Britain provided both
a ready source for colonial needs and a convenient outlet
for colonial products. India, South Africa and
New Zealand looked almost
automatically to Britain as their first major supplier.
In
any case, British traders began to realize that economic expansion does
not necessarily have to depend on
creation of a territorial or political empire. It
was not necessary for the land of economic exploitation
to be formally annexed
to the British crown. In fact, many traders and investors of the United
Kingdom
thought that absence of full-scale official British control was more practical. This
is
because the latter often involved bureaucratic interference and even restriction,
because the authorities
would impose control and regulations on the not always
lawful activities of the traders.
Often
the economic expansionists were satisfied with a minimal British
presence, just sufficient to preserve
order so that trade and investment could take
place safely.

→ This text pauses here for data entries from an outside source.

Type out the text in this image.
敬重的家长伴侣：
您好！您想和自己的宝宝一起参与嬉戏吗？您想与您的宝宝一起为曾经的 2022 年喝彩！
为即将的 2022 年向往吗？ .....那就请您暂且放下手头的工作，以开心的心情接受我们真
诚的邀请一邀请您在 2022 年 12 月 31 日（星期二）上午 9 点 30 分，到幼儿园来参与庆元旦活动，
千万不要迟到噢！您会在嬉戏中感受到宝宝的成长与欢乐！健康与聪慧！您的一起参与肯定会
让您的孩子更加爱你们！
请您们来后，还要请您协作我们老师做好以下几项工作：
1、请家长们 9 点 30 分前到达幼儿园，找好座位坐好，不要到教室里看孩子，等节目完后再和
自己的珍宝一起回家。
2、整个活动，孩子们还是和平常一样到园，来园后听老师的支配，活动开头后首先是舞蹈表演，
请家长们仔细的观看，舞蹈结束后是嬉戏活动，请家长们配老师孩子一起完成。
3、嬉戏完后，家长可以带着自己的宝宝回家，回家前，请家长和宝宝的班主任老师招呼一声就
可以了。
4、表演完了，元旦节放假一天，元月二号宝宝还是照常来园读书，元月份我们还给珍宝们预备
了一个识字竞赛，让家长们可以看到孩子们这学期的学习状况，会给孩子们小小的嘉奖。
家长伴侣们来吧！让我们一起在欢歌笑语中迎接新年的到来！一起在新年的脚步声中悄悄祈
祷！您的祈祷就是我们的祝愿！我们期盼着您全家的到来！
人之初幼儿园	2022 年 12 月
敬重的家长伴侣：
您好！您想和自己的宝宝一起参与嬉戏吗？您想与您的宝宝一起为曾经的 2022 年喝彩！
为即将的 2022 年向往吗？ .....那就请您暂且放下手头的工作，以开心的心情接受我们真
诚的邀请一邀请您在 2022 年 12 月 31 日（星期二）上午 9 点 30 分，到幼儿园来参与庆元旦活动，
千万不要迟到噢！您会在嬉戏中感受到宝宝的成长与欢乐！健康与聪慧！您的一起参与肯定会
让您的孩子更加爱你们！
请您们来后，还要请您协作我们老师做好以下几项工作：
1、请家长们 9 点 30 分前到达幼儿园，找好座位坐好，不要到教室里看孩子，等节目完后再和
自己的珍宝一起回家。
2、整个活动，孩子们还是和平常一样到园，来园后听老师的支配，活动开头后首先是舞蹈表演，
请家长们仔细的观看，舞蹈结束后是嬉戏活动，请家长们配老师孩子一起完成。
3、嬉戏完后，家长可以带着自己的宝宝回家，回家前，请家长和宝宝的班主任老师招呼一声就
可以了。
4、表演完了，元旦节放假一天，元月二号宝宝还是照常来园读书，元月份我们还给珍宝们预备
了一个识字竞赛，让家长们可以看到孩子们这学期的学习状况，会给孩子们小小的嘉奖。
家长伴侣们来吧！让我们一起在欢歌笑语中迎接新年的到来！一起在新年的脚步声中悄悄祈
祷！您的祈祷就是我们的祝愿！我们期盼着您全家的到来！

They agreed with a sphere of British
influence if European powers
were thinking of competition, particularly in the economic field; or the
British
traders and investors were ready to accept a British consul if a local ruler was
proving
obstructive to their economic efforts; or occasionally the British
economic interests would ask for a
gun-boat to be sent in, to threaten and perhaps
punish a difficult local group, especially if the latter
had turned against the British
economic presence and become destructive of British property and
lives.
The
traders and investors preserved existing economic links with
traditional markets in Europe and the United
States as well as of course the
colonies, but on the other hand became more concerned with seeking
new
economic advantages in areas hitherto outside the British trading-zone. As the
nineteenth
century reached its end British economic influence spread further
afield, into the far east and Latin
America, creating an ‘informal empire’.